No passado dia 11, o Daniel completou o seu primeiro aninho. Que grande animação cá em casa! Não sei qual dos manos estava mais excitado, nem qual foi o primeiro a entrar aos saltos no nosso quarto para o abraçar e lhe cantar os parabéns, tal a confusão e o barulho. Nessa tarde, a Clarinha veio mais cedo da universidade para ter tempo de fazer um bolo para o jantar.

“O Daniel não vai comer, mas nós vamos, e festa é festa!” Disse, enquanto amassava com a ajuda da Sara. Uma velinha acesa, os manos a soprar em coro, o Daniel muito sério a apreciar a atenção redobrada, as Bodas de Caná ali ao redor da mesa. E sim, o Daniel provou um bocadinho do bolo de laranja da mana e parece ter gostado!

Um destes dias, enquanto abraçava o meu bebé e o cobria de beijos, eu ia murmurando palavras de amor ao seu ouvido, e dizia-lhe com ternura: “O que faria eu sem ti?”
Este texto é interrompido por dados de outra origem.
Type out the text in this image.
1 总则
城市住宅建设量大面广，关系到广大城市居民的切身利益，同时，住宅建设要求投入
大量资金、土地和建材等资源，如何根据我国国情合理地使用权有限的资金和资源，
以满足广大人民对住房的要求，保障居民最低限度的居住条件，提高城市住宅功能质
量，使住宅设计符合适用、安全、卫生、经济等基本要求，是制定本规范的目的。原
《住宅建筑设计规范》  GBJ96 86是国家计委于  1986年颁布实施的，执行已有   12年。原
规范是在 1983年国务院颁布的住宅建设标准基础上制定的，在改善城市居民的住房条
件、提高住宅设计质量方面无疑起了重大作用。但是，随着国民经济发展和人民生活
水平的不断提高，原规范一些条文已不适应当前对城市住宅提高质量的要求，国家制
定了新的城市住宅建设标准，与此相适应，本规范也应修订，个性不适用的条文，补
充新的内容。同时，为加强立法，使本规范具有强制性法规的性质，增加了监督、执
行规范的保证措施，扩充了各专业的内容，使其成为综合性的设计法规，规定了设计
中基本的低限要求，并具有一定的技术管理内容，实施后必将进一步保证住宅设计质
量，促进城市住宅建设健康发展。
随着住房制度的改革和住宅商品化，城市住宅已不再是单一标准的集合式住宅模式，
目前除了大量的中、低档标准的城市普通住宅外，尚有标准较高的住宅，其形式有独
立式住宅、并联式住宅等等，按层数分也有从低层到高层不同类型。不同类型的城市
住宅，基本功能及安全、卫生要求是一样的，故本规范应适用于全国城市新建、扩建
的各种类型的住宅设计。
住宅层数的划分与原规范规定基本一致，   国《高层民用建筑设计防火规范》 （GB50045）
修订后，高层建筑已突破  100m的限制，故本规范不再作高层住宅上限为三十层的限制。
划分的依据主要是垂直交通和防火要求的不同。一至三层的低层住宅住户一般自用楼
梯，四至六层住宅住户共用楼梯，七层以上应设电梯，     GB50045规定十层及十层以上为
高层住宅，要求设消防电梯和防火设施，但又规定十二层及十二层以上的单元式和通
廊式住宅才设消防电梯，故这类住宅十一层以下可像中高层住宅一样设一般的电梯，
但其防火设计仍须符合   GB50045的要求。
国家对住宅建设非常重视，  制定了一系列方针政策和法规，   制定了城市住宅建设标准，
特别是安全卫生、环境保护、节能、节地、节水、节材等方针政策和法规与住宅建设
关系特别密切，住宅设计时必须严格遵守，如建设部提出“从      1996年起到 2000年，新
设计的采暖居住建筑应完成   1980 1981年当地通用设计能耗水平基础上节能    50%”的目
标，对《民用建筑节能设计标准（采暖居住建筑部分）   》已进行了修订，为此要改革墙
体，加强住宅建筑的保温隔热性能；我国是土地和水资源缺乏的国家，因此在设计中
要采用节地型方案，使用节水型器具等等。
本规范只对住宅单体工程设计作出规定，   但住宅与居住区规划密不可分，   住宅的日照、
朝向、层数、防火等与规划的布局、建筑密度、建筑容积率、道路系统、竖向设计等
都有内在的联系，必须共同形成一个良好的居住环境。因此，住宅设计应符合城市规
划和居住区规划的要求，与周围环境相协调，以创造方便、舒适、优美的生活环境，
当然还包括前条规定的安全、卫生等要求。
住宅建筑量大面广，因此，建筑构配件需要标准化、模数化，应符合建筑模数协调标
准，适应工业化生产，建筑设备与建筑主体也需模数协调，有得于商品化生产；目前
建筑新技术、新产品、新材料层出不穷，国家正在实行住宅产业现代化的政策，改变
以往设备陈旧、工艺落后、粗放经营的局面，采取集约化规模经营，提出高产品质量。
“Muitas coisas!” Respondeu-me do fundo da sala o Niall – não o Daniel – no seu tom brincalhão.

Rimo-nos juntos. Sim, sem o Daniel, eu teria tempo para fazer muitas coisas. Poderia, por exemplo, estender a roupa ao dobro da velocidade e sem ter de apanhar as molas espalhadas pelo chão duzentas vezes durante o processo; ou passar a segunda-feira – o meu dia sem componente letiva – a escrever, a preparar aulas e a tratar dos assuntos das Famílias de Caná, em vez de empurrar tudo isso para o serão para ficar a brincar aos legos ou ao jogo fabuloso de “o bebé-deita-ao-chão-e-a mãe-apanha”, esse jogo que todos os bebés de um ano gostam de jogar.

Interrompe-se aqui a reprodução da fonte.